You can contact the CRA by calling their general inquiries line at 1-800-959-8281, or you can visit their website at www.canada.ca/en/revenue-agency for more information and online services.

The deadline for filing a corporate income tax return (T2) is six months after the end of the corporation's fiscal year.

If your corporation files its tax return late, it may be subject to late-filing penalties and interest on any outstanding balance. The penalty is usually 5% of the unpaid tax, plus 1% of the unpaid tax for each full month the return is late, up to a maximum of 12 months.

Corporate tax returns must be filed electronically using the CRA's certified software unless the corporation is exempt from mandatory electronic filing.

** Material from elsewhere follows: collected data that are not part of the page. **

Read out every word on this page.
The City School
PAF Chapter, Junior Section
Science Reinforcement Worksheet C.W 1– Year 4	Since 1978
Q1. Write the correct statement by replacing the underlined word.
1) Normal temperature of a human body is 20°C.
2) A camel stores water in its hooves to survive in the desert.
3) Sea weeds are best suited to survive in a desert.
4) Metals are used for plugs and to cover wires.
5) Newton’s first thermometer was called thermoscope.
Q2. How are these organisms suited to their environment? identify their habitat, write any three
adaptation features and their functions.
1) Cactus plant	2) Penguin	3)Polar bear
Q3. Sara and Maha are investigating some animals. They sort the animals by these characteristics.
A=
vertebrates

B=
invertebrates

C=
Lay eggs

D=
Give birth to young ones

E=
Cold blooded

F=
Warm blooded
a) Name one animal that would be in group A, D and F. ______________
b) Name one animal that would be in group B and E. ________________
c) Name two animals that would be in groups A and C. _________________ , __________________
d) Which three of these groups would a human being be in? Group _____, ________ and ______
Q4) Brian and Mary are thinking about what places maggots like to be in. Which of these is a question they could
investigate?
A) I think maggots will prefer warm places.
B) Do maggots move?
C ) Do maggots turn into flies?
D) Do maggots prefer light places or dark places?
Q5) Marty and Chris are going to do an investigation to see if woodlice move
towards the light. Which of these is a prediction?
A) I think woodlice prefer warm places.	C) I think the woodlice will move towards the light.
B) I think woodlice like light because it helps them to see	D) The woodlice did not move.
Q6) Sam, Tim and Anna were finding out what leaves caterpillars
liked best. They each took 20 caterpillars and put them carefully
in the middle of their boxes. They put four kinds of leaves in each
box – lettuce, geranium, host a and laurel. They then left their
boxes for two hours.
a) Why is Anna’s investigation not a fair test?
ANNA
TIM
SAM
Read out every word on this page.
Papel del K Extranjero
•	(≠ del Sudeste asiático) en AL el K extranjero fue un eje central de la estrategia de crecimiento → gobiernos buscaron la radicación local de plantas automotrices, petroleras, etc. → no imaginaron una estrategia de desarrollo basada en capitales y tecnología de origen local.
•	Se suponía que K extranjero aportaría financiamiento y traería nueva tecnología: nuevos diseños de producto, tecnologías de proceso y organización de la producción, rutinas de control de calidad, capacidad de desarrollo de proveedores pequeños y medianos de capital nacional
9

Corporate tax rates vary depending on the type of corporation (e.g., small business, general corporation) and the province or territory in which the corporation operates. The federal small business tax rate is 9% on the first $500,000 of active business income, with the general corporate tax rate being 15%.

Corporations can pay their taxes online through their financial institution, by mail, or through pre-authorized debit arrangements. Payments are typically due two months after the end of the fiscal year for most corporations, or three months for certain eligible small CCPCs (Canadian-Controlled Private Corporations).

If your corporation's taxable revenues exceed $30,000 in a calendar quarter or over four consecutive calendar quarters, you must register for a GST/HST account.

Corporations with employees must deduct and remit payroll deductions, including Canada Pension Plan (CPP) contributions, Employment Insurance (EI) premiums, and income tax, to the CRA regularly.

Corporations must keep detailed records of all financial transactions, including receipts, invoices, bank statements, and payroll records, for at least six years after the end of the tax year.

Yes, corporations are required to prepare financial statements each fiscal year. These statements must be included with the corporate tax return and typically consist of a balance sheet, income statement, and statement of retained earnings.

Dividends paid by a corporation are subject to different tax treatment depending on whether they are eligible or non-eligible dividends. Shareholders must include dividends in their personal income tax returns, and a dividend tax credit may apply.

The sale of corporate assets can result in capital gains or losses. The tax treatment will depend on the type of asset sold and the corporation's financial situation. Before June 25,2024, Half of the capital gain is typically taxable. After June 25, 2024, two thirds of the capital gains are taxable.